Scotch trade makes steady progress on green targets

The Scotch whisky industry is “on course” to meet environmental targets, despite increasing its energy use by 14% and decreasing its greenhouse gas emissions by just 1% since 2008, according to a report by the Scotch Whisky Association (SWA).

Fields of barley

A field of barley, used in whisky production

As spirit production has grown by 20% during this time, the SWA said this rise in energy use demonstrates an increase in efficiency, according to a report published today outlining its ongoing efforts to meet targets set as part of its Environmental Strategy in 2009.

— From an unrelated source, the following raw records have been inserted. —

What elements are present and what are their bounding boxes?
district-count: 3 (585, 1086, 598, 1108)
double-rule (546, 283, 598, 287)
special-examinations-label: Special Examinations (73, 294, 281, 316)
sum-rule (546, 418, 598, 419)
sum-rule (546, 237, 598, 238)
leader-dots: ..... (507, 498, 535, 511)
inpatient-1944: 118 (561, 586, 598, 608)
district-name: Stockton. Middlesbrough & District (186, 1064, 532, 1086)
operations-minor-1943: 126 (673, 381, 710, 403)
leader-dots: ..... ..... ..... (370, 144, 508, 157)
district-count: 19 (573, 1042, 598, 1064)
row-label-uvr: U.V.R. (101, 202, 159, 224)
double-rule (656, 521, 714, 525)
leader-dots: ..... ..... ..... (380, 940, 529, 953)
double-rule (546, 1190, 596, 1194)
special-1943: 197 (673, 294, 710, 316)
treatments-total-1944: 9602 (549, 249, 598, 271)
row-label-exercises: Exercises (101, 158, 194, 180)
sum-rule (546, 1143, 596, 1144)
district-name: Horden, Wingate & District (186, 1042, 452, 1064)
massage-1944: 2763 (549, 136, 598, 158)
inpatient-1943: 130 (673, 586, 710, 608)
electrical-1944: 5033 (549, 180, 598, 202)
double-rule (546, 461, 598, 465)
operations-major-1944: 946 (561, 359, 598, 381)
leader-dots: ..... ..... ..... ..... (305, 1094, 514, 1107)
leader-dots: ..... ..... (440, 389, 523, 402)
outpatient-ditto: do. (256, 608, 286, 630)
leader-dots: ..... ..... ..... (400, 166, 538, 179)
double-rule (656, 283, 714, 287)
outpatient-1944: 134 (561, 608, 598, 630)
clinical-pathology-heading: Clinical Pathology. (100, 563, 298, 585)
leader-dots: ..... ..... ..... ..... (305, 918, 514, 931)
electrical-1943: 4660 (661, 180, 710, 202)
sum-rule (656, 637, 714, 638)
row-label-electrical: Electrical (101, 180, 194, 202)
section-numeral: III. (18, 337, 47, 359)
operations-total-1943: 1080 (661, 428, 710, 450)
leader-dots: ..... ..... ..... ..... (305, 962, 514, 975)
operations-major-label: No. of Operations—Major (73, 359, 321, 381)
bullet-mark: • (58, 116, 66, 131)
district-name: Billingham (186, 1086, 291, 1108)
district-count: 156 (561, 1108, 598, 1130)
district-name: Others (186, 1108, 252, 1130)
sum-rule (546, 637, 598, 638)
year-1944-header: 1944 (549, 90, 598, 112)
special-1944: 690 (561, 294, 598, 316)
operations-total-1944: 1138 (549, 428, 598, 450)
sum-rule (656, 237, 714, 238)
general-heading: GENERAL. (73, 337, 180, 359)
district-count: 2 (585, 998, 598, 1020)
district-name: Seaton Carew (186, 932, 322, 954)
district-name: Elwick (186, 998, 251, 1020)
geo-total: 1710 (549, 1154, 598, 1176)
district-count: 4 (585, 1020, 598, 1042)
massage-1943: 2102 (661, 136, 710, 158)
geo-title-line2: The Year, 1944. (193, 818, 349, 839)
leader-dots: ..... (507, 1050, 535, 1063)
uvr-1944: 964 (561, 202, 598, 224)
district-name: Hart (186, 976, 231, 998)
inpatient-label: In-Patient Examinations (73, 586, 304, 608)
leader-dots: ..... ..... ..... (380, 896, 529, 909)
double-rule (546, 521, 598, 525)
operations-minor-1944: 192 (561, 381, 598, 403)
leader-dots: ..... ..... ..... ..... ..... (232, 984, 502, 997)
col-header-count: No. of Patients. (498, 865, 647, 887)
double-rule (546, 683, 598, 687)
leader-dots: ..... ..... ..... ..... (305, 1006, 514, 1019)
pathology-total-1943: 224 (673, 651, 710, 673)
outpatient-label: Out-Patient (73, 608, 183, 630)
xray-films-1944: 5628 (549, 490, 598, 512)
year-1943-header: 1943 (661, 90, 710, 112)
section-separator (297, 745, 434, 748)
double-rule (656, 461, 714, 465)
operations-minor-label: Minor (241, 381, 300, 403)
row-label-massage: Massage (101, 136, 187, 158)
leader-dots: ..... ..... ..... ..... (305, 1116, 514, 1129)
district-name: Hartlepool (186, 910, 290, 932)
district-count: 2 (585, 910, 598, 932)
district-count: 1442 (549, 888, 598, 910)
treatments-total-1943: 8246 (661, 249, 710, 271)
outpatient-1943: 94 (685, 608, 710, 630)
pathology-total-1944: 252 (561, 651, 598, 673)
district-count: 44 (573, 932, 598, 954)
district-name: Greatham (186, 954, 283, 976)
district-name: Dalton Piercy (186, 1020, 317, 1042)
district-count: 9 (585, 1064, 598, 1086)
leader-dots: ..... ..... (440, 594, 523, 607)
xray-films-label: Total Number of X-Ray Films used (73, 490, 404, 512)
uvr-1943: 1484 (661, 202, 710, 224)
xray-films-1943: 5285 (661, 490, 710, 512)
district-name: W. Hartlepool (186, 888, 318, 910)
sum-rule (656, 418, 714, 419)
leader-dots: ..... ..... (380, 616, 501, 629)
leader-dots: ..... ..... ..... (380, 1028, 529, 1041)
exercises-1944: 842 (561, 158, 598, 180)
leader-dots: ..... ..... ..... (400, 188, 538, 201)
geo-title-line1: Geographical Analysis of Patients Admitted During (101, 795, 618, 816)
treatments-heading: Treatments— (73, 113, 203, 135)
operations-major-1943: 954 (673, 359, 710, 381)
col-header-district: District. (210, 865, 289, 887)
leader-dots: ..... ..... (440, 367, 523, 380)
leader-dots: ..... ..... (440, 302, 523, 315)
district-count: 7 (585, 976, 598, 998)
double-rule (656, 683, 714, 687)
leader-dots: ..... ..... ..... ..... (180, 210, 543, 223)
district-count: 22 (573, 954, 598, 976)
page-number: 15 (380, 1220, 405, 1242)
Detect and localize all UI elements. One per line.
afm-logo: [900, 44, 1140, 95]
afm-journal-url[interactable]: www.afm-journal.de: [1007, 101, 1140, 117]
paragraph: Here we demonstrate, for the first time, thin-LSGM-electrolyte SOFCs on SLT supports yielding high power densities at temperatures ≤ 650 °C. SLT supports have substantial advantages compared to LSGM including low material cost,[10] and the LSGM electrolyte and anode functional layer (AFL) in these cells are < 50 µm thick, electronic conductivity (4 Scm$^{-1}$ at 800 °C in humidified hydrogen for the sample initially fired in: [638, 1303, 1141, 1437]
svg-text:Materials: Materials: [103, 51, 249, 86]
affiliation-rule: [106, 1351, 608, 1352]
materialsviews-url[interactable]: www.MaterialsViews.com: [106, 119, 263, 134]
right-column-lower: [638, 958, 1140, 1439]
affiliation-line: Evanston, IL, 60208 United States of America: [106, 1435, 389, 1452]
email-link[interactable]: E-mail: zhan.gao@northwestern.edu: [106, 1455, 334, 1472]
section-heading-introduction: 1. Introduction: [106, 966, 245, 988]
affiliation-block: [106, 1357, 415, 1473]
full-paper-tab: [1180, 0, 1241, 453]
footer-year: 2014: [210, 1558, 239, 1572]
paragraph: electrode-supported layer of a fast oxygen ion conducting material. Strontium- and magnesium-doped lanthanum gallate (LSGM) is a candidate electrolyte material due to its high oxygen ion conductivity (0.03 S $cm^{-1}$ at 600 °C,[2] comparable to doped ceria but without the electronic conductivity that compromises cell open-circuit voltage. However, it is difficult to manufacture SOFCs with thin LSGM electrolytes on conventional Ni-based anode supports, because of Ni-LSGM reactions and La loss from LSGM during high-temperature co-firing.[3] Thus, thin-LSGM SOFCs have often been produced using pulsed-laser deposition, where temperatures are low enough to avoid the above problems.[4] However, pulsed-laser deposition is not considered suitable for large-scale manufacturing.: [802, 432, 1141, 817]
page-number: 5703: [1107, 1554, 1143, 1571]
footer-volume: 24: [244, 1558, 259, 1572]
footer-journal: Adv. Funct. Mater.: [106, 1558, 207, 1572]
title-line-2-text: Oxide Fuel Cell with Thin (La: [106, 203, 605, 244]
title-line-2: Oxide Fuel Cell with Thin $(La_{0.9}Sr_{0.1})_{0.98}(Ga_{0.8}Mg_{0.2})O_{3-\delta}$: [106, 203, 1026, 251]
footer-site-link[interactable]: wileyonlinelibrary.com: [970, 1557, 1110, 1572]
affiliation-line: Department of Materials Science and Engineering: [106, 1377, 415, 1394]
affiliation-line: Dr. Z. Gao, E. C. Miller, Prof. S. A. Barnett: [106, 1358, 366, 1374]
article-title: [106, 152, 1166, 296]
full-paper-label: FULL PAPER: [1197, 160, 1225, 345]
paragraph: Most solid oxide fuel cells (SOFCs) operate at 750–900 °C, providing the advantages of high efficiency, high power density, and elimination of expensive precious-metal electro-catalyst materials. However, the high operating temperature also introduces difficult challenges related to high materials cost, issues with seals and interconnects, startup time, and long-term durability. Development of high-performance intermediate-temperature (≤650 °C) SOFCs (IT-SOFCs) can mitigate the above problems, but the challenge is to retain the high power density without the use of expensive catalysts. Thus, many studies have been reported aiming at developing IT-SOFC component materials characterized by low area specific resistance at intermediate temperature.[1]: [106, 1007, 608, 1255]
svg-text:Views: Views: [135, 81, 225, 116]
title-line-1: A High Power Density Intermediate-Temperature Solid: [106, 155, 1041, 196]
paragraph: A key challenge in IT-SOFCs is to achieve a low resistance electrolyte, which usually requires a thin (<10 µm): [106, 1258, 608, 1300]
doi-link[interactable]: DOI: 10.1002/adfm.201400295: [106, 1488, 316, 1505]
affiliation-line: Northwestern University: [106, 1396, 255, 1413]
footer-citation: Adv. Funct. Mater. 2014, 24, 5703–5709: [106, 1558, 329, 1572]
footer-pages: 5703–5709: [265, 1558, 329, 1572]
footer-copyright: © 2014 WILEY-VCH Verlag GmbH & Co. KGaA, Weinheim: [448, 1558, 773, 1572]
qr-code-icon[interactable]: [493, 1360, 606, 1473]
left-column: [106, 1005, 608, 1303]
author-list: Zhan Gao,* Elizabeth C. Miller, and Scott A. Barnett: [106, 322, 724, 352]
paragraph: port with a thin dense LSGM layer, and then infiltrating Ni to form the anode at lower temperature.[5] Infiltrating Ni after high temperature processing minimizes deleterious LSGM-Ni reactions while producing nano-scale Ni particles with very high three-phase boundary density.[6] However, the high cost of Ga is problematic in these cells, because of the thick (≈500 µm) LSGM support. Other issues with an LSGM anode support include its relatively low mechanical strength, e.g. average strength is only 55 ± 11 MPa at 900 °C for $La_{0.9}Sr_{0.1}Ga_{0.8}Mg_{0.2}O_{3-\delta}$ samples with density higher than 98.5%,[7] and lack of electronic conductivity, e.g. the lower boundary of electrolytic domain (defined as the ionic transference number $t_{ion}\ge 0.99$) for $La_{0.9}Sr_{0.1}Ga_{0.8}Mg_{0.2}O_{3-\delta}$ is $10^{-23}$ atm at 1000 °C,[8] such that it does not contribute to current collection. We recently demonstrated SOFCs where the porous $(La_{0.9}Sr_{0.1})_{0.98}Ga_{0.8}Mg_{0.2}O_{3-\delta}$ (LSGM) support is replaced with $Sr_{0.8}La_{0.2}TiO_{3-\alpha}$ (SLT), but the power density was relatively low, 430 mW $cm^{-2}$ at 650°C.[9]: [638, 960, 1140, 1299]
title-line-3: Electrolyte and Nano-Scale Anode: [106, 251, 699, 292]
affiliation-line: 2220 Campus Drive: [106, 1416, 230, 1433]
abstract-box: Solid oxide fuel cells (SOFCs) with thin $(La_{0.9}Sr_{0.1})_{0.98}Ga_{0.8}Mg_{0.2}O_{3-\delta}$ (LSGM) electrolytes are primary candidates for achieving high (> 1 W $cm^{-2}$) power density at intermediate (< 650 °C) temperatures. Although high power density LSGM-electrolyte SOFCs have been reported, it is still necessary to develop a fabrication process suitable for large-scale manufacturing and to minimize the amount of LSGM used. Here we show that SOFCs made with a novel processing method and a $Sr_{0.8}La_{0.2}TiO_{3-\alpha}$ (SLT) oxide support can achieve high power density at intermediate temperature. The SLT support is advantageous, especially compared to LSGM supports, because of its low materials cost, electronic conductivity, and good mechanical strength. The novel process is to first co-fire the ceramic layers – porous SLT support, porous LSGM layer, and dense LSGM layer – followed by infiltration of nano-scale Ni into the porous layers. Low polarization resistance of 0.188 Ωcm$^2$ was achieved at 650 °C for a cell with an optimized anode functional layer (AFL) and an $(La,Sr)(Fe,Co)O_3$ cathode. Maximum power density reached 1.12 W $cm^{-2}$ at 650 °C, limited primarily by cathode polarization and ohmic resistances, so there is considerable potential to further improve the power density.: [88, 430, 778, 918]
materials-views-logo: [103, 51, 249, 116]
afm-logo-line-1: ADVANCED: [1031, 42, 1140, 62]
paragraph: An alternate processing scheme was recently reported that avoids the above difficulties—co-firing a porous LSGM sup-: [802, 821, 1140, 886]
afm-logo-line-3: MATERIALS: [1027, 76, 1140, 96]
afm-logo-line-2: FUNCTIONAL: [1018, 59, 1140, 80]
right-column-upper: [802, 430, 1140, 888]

The strategy was introduced to drive sustainability by reducing greenhouse gas emissions and reducing the use of fossil fuel. The report also outlined a commitment to sending no waste to landfill by 2020.

While energy use has increased, use of fossil fuels has decreased, with the proportion of energy generated using non-fossil fuels up to 17% in 2014, up from 3% in 2008. In addition, just 2% of waste from Scotch Whisky packaging operations went to landfill last year, down from 13% in 2008.

Such improvements are part down to a multi-million investment by Scotch producers in renewable energy at distilleries, which has seen new boilers using woodchip and pellets, UV solar panels and energy from distillery by-products, such as biomass and anaerobic digestion, installed.

Net water across the industry has decreased by 14% since 2008, while the average weight of packaging materials saw a slight decrease, down from 6.62kg in 2008 to 6.56kg in 2014.

“The trend is in the right direction but the industry, and suppliers, need to rise to the challenge of reducing packaging weight at the same time as consumers demand premium products in elaborate, and often heavier, bottles”, the report noted.

The report’s publication coincided with a keynote speech delivered by the SWA’s chief executive David Frost at an event in Edinburgh to highlight collaborative business-led approaches to sustainable growth.

“We have made great strides since the Industry Environmental Strategy was launched in 2009 and we’re proud of what we’ve achieved”, said Frost. “Results include only sending 2% of waste from Scotch whisky packaging operations to landfill last year, down from 13% in 2008, and increasing use of non-fossil fuels to generate energy to 17% in 2014 from 3%. But when it comes to sustainability more can always be done and we will continue to work in partnership with governments, regulators and our supply chain to further improve our environmental performance.”